Some of the early signs are promising: we’ve seen a rise in sleeper trains, more holidays being booked that focus on time spent outdoors (such as hiking holidays, camping etc) and so on post lockdown.
Just ask yourself this, for the last three months have you missed airport queues, the removal of your belt or the excess luggage fees? Have you missed the crammed aircraft with a £5 soggy sandwich on offer? Or how about the endless flight delays, slot restrictions and flight cancellations? Or, have you missed the outdoors? Maybe even people? – your family and your friends perhaps, or alternatively the thrum of strangers in places you’ve never been to before, and the joy of going somewhere new and watching the locals of that place mill about?
Honestly, I have been more guilty of the race to travel everywhere and tick countries visited off my list than anyone, and I’ve certainly been exceptionally lucky to make the most of that. During this time though, I have paused and reflected on my love of travelling in great depth.
From now on I will be taking fewer trips but making the most of them when I do, I’ll be changing the way I travel (lots more trains and no more horrible airports thanks!) and what I do while travelling to make the experience as rich as possible. In the future you may even see me with a fully-loaded rucksack off on a tour of near or far-flung places!
I’ve made mistakes in the past, as have all of us I’m sure, but I’ve come to learn that travelling is not a tick box of ‘must-do’ things or ‘must-see’ places but an experience; one which is coloured and enriched by the loved ones you share it with and the people you meet along the way.
Q – Should backpackers join Extinction Rebellion?
A – That’s a tough one to answer. I’m weary of saying anyone should do anything. Certainly, if someone is concerned about the looming threat of climate change and our Government’s absolutely lacklustre response so far (and every other Government for that matter) then I would encourage them to consider getting in touch with your local XR group.
As I said at the start, I’ve never considered myself a ‘protestor’ and was very unsure about joining at first. I’ve found the people I’ve met and worked with to be lovely though. Why not go along to a local meeting – it’s fun! What’s more, it has helped immensely during my darker days of worry for our future. Things are bleak, for now, and to be part of a community determined to protect our planet is a great source of hope and inspiration.
If XR really isn’t for you, though, there are a number of other things I would urge backpackers (and everyone) to do. There are other advocacy groups including Greenpeace and Protect our Winters: follow them and look at the work they’re doing. Make sure you get political too – talk to your local MP, make climate change and your vote matter.
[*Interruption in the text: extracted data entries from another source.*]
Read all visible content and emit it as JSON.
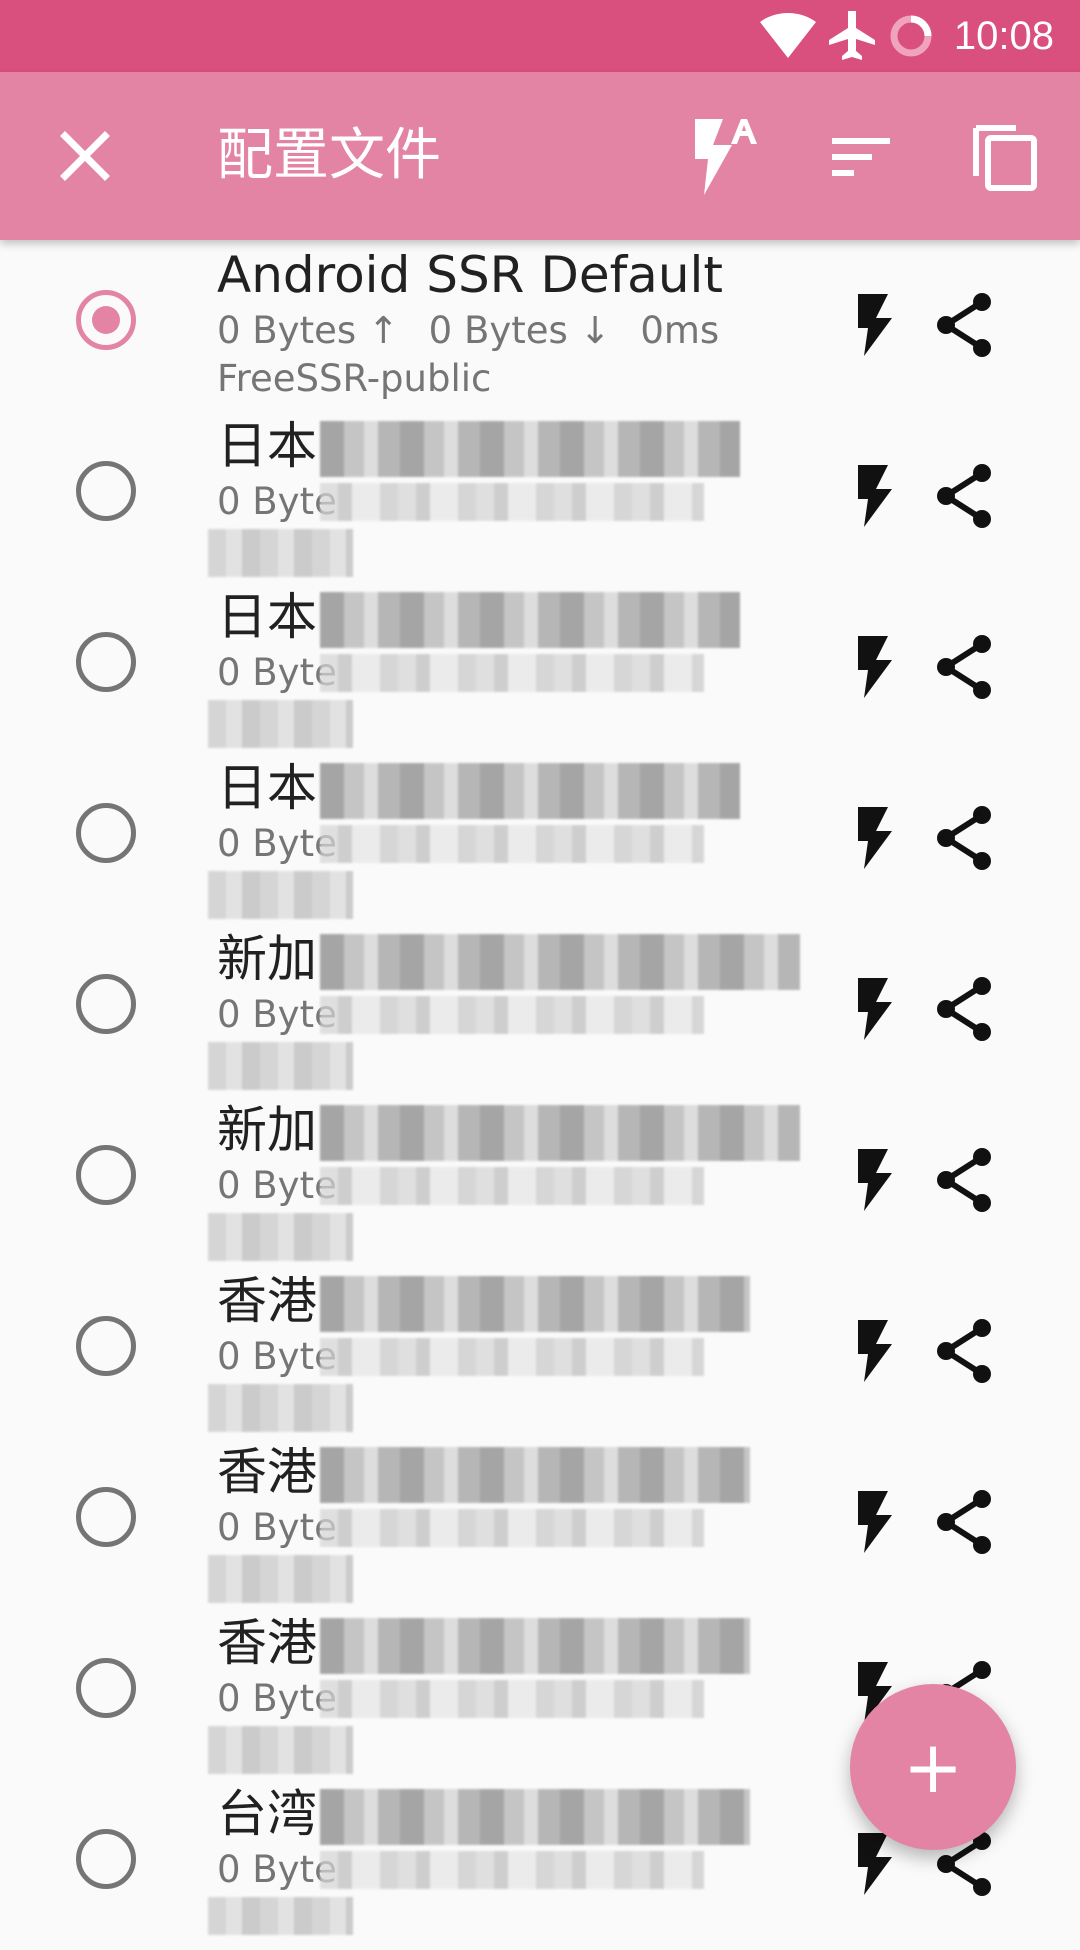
{
  "status_bar": {
    "time": "10:08",
    "icons": [
      "wifi-icon",
      "airplane-icon",
      "loading-icon"
    ]
  },
  "header": {
    "title": "配置文件",
    "close_icon": "close-icon",
    "actions": [
      "flash-auto-icon",
      "sort-icon",
      "copy-icon"
    ]
  },
  "profiles": [
    {
      "title": "Android SSR Default",
      "upload": "0 Bytes ↑",
      "download": "0 Bytes ↓",
      "latency": "0ms",
      "group": "FreeSSR-public",
      "selected": true,
      "redacted": false
    },
    {
      "title": "日本",
      "upload": "0 Byte",
      "download": "",
      "latency": "",
      "group": "",
      "selected": false,
      "redacted": true
    },
    {
      "title": "日本",
      "upload": "0 Byte",
      "download": "",
      "latency": "",
      "group": "",
      "selected": false,
      "redacted": true
    },
    {
      "title": "日本",
      "upload": "0 Byte",
      "download": "",
      "latency": "",
      "group": "",
      "selected": false,
      "redacted": true
    },
    {
      "title": "新加",
      "upload": "0 Byte",
      "download": "",
      "latency": "",
      "group": "",
      "selected": false,
      "redacted": true
    },
    {
      "title": "新加",
      "upload": "0 Byte",
      "download": "",
      "latency": "",
      "group": "",
      "selected": false,
      "redacted": true
    },
    {
      "title": "香港",
      "upload": "0 Byte",
      "download": "",
      "latency": "",
      "group": "",
      "selected": false,
      "redacted": true
    },
    {
      "title": "香港",
      "upload": "0 Byte",
      "download": "",
      "latency": "",
      "group": "",
      "selected": false,
      "redacted": true
    },
    {
      "title": "香港",
      "upload": "0 Byte",
      "download": "",
      "latency": "",
      "group": "",
      "selected": false,
      "redacted": true
    },
    {
      "title": "台湾",
      "upload": "0 Byte",
      "download": "",
      "latency": "",
      "group": "",
      "selected": false,
      "redacted": true
    }
  ],
  "fab": {
    "label": "+"
  },
  "colors": {
    "status_bar": "#d94f7e",
    "app_bar": "#e384a5",
    "background": "#fafafa",
    "text_primary": "#212121",
    "text_secondary": "#757575"
  }
}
Finally, it’s important now, more than ever, to maintain your scepticism and fight for your human right to be presented with the truth. Amongst the misinformation, outright conspiracy theories, corporate greenwashing and government propaganda, it’s harder than ever to fully understand the scale of what we are facing. Absolute truth is not subjective and it does exist – if you have the time to backpack around the world, you have the time to plug in to the biggest challenge that has ever faced humanity.
Only through collective engagement and a demand for a better future can we tackle the climate crisis, protect our fellow man and save the planet over which we all love to travel: it is the one we all call home.